Não há nada mais ridículo que a importação do lixo cultural…

No ocidente hodierno, não há nada mais ridículo que a importação do lixo cultural produzido pelos Estados Unidos por parte de países que, em o fazendo, humilham a própria tradição. Henry Adams bem previu que se não poderia esperar algo bom oriundo de uma civilização ascendente à qual fora negada uma base histórico-cultural decente. E aí está… Todas as bobagens concebidas na América, com a velocidade impressionante da era digital, são instantaneamente exportadas para o resto do ocidente, que parece encantar-se com essa vexante embalagem de um inglês corrompido pela ausência da tradição inglesa. Quanto ao Brasil, é melhor nem dizer…

Um ano inteiro para tecer um punhado de versos!

Um ano inteiro para tecer um punhado de versos! E ainda não os finalizei!… A sensação é de uma lentidão inadmissível para alguém que tem na própria obra a raison d’être. Incomoda, e incomoda muito essa produtividade de tartaruga quando ao mesmo tempo as ideias parecem desesperadas a bater nas grades de uma jaula reclamando libertação. Querem elas inundar imediatamente os papéis, tal como também quero, mas não cedo e não largo a prudente recomendação de “um trabalho de cada vez”. Não há como ignorar a possibilidade de uma morte imediata: caso tal cenário se efetivasse, restaria, em extensão muito superior aos pouquíssimos versos que compus, um calhamaço desorganizado e quase incompreensível de anotações.
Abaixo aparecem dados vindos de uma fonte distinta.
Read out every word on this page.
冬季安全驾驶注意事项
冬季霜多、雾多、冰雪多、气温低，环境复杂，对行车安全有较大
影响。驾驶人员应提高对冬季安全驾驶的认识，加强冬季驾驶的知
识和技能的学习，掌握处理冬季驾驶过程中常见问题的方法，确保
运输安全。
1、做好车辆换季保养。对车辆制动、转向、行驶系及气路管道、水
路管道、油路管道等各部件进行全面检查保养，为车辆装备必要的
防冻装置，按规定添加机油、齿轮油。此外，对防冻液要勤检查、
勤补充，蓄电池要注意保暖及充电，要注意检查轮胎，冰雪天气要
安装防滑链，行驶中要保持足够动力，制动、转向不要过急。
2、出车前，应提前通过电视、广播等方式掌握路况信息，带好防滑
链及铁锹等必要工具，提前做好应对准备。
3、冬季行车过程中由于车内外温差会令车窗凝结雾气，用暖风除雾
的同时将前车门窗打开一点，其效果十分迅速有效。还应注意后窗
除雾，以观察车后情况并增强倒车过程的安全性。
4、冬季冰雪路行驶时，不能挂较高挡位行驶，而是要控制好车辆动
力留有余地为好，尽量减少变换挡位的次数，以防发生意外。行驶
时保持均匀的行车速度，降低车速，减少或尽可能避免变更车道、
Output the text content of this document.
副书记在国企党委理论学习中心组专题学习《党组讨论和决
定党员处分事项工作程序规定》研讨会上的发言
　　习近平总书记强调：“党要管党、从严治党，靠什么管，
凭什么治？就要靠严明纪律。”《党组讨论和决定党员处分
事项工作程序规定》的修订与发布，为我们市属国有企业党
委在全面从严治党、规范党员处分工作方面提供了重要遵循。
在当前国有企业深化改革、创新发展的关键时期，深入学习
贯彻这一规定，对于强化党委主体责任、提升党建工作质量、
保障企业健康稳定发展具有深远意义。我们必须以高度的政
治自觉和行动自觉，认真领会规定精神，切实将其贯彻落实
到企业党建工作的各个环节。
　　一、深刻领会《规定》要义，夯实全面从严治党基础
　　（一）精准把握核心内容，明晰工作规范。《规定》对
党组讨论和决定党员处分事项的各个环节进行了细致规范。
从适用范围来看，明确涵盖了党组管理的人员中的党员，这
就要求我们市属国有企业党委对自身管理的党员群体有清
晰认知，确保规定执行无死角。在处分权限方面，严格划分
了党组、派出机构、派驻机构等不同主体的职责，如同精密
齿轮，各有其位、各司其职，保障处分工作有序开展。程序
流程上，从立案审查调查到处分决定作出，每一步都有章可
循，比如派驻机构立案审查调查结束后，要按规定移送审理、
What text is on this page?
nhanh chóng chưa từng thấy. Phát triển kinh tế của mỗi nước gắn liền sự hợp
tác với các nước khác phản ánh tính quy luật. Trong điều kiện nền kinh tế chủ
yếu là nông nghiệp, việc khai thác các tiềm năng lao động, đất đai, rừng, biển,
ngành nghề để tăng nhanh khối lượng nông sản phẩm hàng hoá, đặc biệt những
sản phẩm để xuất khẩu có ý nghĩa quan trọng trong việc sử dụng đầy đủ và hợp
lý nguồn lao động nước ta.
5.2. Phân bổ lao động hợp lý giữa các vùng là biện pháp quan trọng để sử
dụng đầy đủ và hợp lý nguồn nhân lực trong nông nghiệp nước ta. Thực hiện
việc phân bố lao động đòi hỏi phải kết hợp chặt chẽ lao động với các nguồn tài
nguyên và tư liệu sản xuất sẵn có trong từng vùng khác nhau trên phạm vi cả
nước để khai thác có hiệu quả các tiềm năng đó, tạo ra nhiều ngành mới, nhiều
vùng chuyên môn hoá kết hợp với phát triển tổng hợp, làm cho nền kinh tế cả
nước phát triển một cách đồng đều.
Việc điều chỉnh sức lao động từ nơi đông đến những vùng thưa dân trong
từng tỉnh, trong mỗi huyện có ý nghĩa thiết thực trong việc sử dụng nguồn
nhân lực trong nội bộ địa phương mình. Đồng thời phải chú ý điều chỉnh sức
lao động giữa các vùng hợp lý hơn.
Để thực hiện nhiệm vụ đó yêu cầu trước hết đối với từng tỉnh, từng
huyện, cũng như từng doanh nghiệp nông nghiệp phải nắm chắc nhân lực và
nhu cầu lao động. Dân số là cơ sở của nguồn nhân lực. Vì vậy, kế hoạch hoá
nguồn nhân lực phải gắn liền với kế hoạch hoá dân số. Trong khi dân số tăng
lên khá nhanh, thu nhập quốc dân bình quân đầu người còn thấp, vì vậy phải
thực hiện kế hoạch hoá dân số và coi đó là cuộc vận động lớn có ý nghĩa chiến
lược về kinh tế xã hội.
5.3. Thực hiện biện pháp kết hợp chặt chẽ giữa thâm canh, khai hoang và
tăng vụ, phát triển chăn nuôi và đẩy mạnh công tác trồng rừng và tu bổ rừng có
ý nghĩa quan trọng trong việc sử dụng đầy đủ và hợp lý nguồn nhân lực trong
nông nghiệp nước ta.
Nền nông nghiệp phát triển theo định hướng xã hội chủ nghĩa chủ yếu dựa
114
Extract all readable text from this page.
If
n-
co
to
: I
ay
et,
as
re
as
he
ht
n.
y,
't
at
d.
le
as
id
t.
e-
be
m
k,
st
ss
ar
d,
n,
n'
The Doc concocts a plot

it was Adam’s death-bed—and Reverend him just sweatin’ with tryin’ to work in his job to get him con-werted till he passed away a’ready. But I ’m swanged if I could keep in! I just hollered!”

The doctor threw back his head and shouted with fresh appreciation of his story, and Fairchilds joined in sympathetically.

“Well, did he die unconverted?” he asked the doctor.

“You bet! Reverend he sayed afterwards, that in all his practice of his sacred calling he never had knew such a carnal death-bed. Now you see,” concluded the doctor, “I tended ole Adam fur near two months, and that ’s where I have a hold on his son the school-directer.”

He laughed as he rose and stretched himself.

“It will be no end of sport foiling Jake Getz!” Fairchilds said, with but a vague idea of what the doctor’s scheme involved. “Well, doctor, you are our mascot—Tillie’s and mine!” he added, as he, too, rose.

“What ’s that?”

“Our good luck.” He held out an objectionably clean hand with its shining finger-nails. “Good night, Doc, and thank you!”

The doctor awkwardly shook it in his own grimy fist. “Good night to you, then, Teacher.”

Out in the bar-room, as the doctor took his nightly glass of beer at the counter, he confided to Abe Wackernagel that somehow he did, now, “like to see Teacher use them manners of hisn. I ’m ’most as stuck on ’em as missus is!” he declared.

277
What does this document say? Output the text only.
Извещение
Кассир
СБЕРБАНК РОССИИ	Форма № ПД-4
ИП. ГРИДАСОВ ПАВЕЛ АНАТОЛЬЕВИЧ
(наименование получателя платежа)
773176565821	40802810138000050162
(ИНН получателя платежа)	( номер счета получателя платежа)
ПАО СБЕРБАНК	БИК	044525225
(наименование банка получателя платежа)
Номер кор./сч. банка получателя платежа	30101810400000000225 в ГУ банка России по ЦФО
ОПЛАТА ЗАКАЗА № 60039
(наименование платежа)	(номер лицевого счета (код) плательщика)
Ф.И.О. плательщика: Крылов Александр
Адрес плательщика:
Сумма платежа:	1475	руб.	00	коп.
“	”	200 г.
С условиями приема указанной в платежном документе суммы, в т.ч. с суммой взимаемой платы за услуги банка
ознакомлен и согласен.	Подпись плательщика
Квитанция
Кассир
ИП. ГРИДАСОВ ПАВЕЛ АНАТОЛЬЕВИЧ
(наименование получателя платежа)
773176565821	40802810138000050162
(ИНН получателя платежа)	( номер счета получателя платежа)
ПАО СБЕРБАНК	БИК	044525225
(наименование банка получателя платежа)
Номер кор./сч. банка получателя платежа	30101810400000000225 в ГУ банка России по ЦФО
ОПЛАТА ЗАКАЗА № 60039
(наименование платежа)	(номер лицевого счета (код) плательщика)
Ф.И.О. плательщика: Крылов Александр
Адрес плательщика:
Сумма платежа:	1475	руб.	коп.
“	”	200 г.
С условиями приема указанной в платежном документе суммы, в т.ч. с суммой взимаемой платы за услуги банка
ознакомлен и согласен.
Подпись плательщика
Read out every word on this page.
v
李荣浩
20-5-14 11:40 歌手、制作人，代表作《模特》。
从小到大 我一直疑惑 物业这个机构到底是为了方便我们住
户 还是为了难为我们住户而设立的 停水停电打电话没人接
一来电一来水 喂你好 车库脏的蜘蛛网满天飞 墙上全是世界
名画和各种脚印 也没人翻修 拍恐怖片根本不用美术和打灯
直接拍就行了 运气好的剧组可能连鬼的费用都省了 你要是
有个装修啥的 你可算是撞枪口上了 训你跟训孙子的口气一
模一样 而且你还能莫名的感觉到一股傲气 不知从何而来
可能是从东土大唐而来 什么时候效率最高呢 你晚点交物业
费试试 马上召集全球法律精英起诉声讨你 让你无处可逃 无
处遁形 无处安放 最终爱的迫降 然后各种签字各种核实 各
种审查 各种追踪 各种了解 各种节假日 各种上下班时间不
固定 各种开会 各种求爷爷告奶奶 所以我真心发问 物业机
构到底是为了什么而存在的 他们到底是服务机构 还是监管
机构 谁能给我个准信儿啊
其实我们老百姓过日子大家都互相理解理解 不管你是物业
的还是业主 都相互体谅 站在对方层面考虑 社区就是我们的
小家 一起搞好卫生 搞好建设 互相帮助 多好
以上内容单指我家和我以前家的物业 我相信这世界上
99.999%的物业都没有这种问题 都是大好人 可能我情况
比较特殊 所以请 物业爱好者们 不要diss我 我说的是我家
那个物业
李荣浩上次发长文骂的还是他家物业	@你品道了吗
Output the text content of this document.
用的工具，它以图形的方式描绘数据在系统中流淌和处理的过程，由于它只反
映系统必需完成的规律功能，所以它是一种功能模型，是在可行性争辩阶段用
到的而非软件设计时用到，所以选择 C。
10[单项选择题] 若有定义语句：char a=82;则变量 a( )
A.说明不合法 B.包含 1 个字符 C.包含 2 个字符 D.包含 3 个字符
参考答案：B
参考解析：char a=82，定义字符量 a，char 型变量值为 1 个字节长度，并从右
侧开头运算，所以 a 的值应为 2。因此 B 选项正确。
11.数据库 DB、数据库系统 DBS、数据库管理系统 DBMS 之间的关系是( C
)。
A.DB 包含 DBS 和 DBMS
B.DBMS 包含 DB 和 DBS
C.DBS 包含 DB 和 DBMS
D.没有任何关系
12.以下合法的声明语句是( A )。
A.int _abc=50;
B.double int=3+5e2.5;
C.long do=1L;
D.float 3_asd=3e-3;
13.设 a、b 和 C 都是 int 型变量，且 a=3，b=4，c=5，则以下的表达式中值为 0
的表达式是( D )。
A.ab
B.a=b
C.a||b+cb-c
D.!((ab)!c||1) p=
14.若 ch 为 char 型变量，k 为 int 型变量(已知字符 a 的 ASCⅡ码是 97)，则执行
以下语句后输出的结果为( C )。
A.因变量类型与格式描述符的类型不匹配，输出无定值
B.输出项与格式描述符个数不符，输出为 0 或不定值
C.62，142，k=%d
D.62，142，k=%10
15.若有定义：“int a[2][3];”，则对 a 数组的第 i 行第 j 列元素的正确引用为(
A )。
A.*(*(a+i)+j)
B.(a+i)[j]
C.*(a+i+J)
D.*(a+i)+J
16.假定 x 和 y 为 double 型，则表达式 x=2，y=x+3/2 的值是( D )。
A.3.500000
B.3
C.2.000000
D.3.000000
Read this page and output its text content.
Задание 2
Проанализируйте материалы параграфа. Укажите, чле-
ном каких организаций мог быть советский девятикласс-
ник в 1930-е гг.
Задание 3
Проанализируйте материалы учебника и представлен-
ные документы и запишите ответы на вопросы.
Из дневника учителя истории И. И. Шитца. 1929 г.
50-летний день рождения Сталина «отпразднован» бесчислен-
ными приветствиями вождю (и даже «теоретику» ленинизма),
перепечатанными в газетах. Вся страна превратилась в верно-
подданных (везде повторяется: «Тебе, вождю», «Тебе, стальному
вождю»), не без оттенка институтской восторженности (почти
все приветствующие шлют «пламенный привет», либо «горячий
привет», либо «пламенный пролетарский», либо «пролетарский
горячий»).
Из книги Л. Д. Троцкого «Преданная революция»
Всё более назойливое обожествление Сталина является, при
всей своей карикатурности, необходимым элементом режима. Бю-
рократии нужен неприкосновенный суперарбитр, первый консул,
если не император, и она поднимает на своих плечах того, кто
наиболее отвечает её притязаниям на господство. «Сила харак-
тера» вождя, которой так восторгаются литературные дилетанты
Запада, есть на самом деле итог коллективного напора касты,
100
O desígnio da “grande obra”

Goethe, nas Conversações, lamenta o ter-se deixado seduzir pelo desígnio da “grande obra”. Diz saber o quanto ele o prejudicou e se arrepende de ter-se permitido bloquear a mente para suas valorosas manifestações espontâneas que, embora reclamassem atenção, tiveram de ser descartadas em prol do objetivo maior. Compreensível… não é difícil admitir que algo se perca devido a essa necessidade de concentração do esforço que é imperiosa para a criação de uma “obra de vulto”, como diz Goethe. Mas talvez seja um preço justo, como talvez seja arriscado apostar todas as fichas em uma obra fragmentária, de inspiração ocasional. Muito de Goethe deriva do Fausto, e se algo perdeu ele com criá-lo, ora, ganhou-o afinal! É muito difícil aderir integralmente à recomendação de evitar as “grandes obras” quando vemos que delas proveio o melhor de parte considerável dos grandes autores. Se, por um lado, é justíssima a observação de que são elas perigosas, e de que talvez não sejam indicadas à maioria dos artistas, por outro lado nalguns casos parece extremamente proveitosa a canalização dos esforços para uma única finalidade.

“O que dá ao homem um mínimo de unidade interior…”

Há razão quando Nelson diz que “o que dá ao homem um mínimo de unidade interior é a soma de suas obsessões”. Com o tempo, vão elas se extremando e como que se firmando no espírito até um ponto em que já se não pode demovê-las. Tomado em conjunto, é o espírito sintetizado por um misto de suas manifestações mais frequentes e mais intensas, qualidades correntes nas obsessões. A verdade é que há inclinações das quais, mesmo que tente, o espírito não se desvia, como se algo forçasse-o repetidas vezes a assumir aquilo que lhe é inato, a usar adequadamente as lentes que possui. Então vemos que o mesmo que para alguns é irrelevante e dispensável exerce noutros atração irresistível. Obsessões… a nível individual, o melhor é logo aceitá-las.